Paul reminds the Galatians (and us) that if righteousness could come through performance, Jesus wasted His blood. But He didn’t. The cross didn’t come to supplement our effort—it came to supplant it.
So stop trying to earn what was already paid for. Stop climbing a hill Jesus already conquered.
Application
- Are you trying to climb to acceptance, or live from it?
- Reflect on Galatians 2:21. What would it mean to “set aside the grace of God” in your own walk?

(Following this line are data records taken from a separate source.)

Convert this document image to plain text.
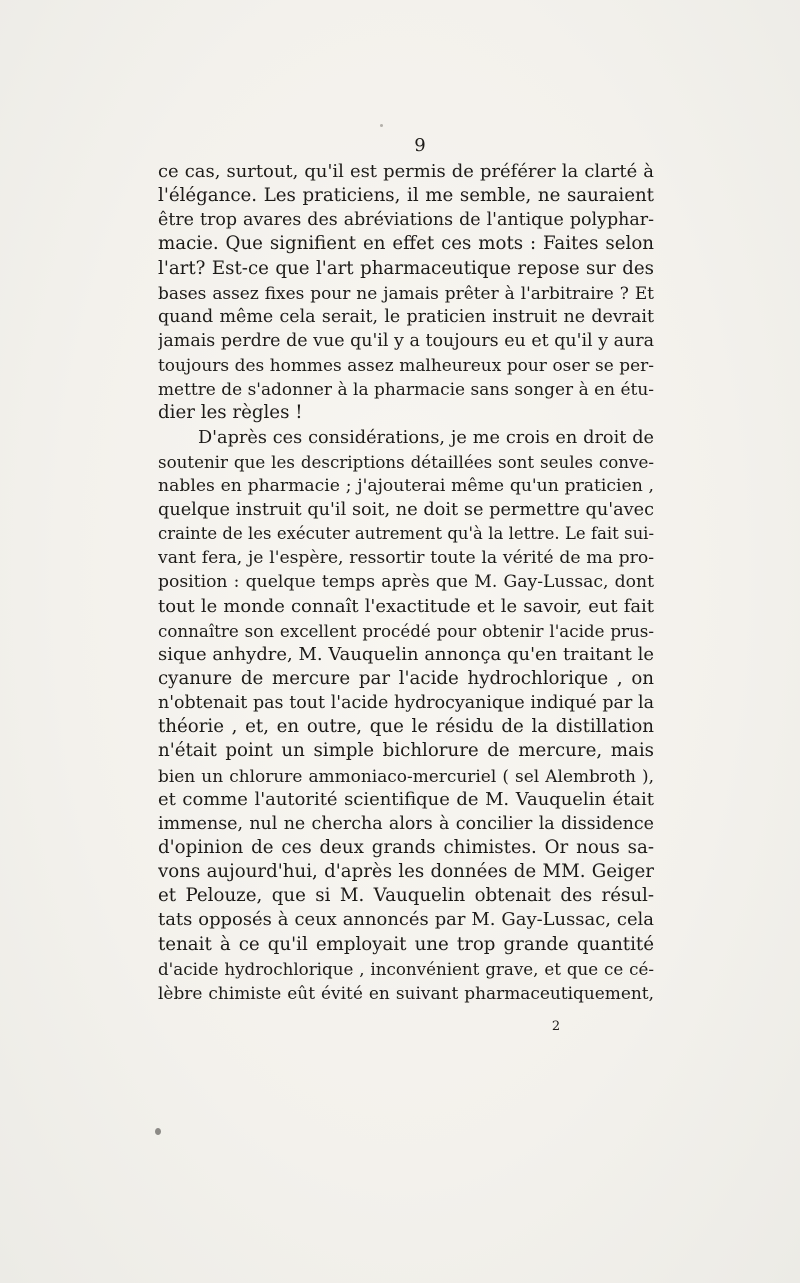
9
ce cas, surtout, qu'il est permis de préférer la clarté à
l'élégance. Les praticiens, il me semble, ne sauraient
être trop avares des abréviations de l'antique polyphar-
macie. Que signifient en effet ces mots : Faites selon
l'art? Est-ce que l'art pharmaceutique repose sur des
bases assez fixes pour ne jamais prêter à l'arbitraire ? Et
quand même cela serait, le praticien instruit ne devrait
jamais perdre de vue qu'il y a toujours eu et qu'il y aura
toujours des hommes assez malheureux pour oser se per-
mettre de s'adonner à la pharmacie sans songer à en étu-
dier les règles !
D'après ces considérations, je me crois en droit de
soutenir que les descriptions détaillées sont seules conve-
nables en pharmacie ; j'ajouterai même qu'un praticien ,
quelque instruit qu'il soit, ne doit se permettre qu'avec
crainte de les exécuter autrement qu'à la lettre. Le fait sui-
vant fera, je l'espère, ressortir toute la vérité de ma pro-
position : quelque temps après que M. Gay-Lussac, dont
tout le monde connaît l'exactitude et le savoir, eut fait
connaître son excellent procédé pour obtenir l'acide prus-
sique anhydre, M. Vauquelin annonça qu'en traitant le
cyanure de mercure par l'acide hydrochlorique , on
n'obtenait pas tout l'acide hydrocyanique indiqué par la
théorie , et, en outre, que le résidu de la distillation
n'était point un simple bichlorure de mercure, mais
bien un chlorure ammoniaco-mercuriel ( sel Alembroth ),
et comme l'autorité scientifique de M. Vauquelin était
immense, nul ne chercha alors à concilier la dissidence
d'opinion de ces deux grands chimistes. Or nous sa-
vons aujourd'hui, d'après les données de MM. Geiger
et Pelouze, que si M. Vauquelin obtenait des résul-
tats opposés à ceux annoncés par M. Gay-Lussac, cela
tenait à ce qu'il employait une trop grande quantité
d'acide hydrochlorique , inconvénient grave, et que ce cé-
lèbre chimiste eût évité en suivant pharmaceutiquement,
2
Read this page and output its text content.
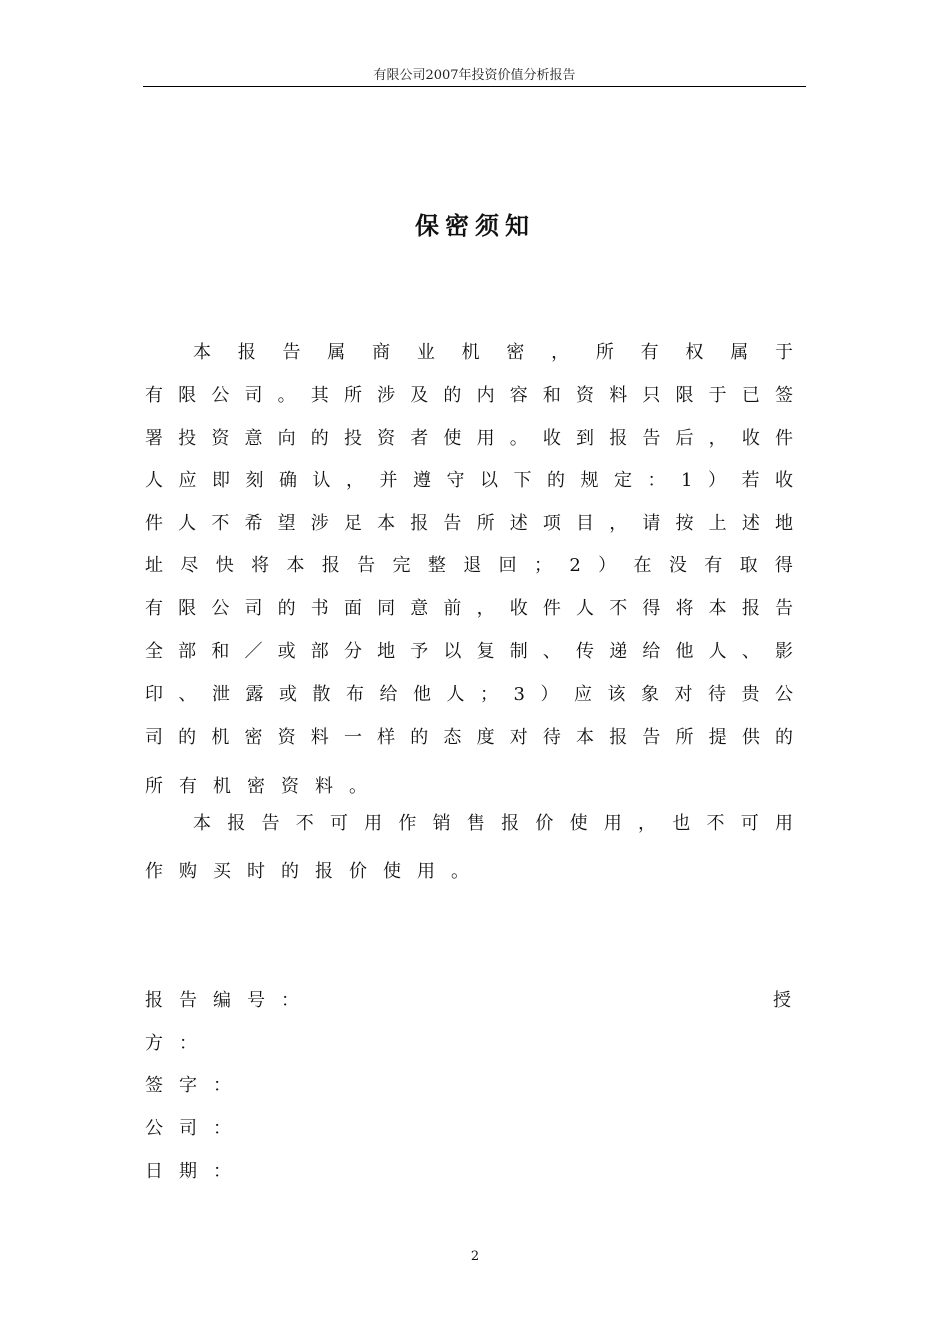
有限公司2007年投资价值分析报告
保密须知
本 报 告 属 商 业 机 密 ， 所 有 权 属 于
有 限 公 司 。 其 所 涉 及 的 内 容 和 资 料 只 限 于 已 签
署 投 资 意 向 的 投 资 者 使 用 。 收 到 报 告 后 ， 收 件
人 应 即 刻 确 认 ， 并 遵 守 以 下 的 规 定 ： 1 ） 若 收
件 人 不 希 望 涉 足 本 报 告 所 述 项 目 ， 请 按 上 述 地
址 尽 快 将 本 报 告 完 整 退 回 ； 2 ） 在 没 有 取 得
有 限 公 司 的 书 面 同 意 前 ， 收 件 人 不 得 将 本 报 告
全 部 和 ／ 或 部 分 地 予 以 复 制 、 传 递 给 他 人 、 影
印 、 泄 露 或 散 布 给 他 人 ； 3 ） 应 该 象 对 待 贵 公
司 的 机 密 资 料 一 样 的 态 度 对 待 本 报 告 所 提 供 的
所有机密资料。
本 报 告 不 可 用 作 销 售 报 价 使 用 ， 也 不 可 用
作购买时的报价使用。
报告编号：	授
方：
签字：
公司：
日期：
2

- Say this aloud today: “Jesus, You are enough—even on days when I feel like I’m not.”
Christian’s detour to Mount Sinai reminds us how easy it is to trade grace for performance. But the gospel begins—and ends—with Christ’s finished work. For more grace-filled truth, visit ShoeLeatherGospel.com.
Closing Prayer
Father, I’m tired of trying to earn what You’ve already given. Let grace be the ground I walk on, not the hill I try to climb.
Grace doesn’t push you up the mountain—it meets you at the bottom, with nail-scarred hands and open arms.